Another Administrative Monetary Penalty Under Ontario’s PHIPA Issued

On April 23, 2026, the Office of the Information and Privacy Commissioner of Ontario (IPC) released PHIPA Decision 334 (the Decision), in which the IPC issued its second administrative monetary penalty (AMP) under Ontario’s Personal Health Information Protection Act (PHIPA).

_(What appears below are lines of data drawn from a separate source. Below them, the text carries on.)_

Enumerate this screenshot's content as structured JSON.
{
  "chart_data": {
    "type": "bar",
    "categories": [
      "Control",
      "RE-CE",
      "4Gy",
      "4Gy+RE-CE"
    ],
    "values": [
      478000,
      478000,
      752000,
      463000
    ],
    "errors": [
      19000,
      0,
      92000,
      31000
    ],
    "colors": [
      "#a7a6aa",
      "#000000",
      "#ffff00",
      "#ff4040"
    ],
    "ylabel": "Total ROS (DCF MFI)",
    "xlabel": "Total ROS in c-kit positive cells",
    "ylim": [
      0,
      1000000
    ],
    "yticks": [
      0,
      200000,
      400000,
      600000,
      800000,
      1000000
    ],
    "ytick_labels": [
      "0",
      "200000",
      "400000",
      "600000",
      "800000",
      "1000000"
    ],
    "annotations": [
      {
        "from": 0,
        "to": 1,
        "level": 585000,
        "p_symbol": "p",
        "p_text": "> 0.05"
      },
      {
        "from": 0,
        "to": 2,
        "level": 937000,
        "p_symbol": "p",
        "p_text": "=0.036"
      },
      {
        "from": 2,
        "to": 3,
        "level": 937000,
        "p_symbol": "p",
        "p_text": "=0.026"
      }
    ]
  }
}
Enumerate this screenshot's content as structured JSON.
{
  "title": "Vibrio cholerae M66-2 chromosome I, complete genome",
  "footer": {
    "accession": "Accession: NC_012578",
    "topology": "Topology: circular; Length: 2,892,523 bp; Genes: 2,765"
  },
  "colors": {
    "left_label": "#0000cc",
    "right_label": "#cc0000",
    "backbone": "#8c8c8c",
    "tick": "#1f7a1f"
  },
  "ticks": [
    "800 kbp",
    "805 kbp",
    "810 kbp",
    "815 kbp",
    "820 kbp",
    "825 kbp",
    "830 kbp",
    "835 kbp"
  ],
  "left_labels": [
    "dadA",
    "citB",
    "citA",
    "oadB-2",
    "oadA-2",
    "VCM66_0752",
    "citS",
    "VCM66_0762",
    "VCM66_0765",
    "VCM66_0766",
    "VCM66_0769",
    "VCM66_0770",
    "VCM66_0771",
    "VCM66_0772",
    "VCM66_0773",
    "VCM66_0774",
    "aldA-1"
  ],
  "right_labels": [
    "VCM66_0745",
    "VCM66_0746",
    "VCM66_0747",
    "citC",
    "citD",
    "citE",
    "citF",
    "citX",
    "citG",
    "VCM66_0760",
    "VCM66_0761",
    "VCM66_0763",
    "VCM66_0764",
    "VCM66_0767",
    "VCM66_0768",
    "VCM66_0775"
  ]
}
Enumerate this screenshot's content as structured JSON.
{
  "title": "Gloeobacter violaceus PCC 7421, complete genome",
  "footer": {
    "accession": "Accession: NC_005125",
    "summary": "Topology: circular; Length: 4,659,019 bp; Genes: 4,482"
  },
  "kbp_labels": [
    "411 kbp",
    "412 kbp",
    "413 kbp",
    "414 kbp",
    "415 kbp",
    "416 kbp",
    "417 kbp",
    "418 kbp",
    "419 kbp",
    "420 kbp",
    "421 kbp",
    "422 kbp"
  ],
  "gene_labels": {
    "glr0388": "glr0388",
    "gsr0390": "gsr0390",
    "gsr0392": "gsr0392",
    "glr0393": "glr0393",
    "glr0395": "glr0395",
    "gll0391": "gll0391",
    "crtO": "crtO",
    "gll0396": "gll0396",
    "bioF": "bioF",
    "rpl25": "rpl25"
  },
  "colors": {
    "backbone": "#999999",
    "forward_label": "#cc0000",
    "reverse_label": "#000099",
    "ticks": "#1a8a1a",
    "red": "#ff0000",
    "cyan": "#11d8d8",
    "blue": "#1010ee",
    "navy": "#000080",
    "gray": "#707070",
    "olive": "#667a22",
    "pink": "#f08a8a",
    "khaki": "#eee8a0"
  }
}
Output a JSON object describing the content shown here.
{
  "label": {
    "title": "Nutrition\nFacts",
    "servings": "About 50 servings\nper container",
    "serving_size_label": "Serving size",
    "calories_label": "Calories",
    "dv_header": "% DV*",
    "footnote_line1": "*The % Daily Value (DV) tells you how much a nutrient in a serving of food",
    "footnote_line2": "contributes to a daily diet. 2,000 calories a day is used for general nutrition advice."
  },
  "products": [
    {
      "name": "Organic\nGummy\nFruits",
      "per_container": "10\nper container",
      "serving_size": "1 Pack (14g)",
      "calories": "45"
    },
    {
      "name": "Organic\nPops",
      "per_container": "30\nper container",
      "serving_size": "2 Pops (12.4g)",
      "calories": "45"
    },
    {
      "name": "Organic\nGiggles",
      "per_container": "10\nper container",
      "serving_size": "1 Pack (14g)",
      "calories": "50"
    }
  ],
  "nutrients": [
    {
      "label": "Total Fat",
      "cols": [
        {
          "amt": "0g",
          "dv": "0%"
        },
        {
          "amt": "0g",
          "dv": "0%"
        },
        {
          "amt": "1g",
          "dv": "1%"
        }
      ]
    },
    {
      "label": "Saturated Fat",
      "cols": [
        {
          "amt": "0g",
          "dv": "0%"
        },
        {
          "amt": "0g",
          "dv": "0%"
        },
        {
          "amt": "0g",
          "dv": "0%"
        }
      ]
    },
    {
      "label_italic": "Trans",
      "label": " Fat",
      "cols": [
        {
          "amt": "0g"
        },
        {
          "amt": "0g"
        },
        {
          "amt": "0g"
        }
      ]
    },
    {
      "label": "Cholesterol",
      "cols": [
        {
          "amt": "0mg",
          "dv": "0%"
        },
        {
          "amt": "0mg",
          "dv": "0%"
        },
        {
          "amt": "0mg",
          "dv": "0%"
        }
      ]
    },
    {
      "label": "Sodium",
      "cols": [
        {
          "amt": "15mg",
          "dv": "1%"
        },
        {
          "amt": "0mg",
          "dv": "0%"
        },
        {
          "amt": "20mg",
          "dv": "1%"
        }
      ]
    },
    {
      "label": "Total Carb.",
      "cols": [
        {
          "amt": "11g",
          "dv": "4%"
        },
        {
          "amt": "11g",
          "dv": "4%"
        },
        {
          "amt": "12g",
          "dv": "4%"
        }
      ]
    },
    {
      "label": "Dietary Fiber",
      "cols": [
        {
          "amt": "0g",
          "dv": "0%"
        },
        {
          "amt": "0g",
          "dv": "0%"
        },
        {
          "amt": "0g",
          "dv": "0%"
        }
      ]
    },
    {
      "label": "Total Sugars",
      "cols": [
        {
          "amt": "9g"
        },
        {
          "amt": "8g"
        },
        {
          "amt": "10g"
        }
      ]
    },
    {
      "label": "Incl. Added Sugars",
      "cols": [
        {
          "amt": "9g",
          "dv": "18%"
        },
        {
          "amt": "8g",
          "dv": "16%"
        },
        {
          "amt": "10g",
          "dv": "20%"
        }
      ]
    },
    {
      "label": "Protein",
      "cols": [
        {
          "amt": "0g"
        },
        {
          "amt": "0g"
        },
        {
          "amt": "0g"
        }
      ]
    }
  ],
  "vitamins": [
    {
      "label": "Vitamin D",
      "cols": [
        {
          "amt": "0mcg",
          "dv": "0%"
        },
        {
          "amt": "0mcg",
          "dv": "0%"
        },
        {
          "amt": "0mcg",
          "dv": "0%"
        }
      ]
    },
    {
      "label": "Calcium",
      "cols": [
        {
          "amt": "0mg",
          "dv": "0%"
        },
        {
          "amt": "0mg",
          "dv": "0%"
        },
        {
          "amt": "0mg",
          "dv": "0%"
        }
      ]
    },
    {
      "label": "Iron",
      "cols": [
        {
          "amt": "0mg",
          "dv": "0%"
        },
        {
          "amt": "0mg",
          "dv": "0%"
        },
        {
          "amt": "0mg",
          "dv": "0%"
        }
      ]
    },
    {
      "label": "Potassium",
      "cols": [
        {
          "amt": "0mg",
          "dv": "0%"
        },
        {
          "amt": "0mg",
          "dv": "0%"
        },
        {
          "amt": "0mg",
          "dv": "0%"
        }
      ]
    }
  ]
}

The Decision concerns a privacy breach at the Children’s Hospital of Eastern Ontario (CHEO) in which Isabelle Robinson, a patient services clerk, inappropriately accessed the personal health information (PHI) of 436 patients between March and September 2024. The breach first came to light after a nurse contacted CHEO’s Privacy Office with questions regarding her stepchild’s care. This prompted CHEO’s Privacy Office to investigate how the nurse, who was not the child’s legal guardian, knew certain specifics about the child’s treatment. An audit revealed that Ms. Robinson (who worked with the nurse) had accessed the child’s record without authority, leading CHEO to review her broader activity in the hospital’s electronic health record system.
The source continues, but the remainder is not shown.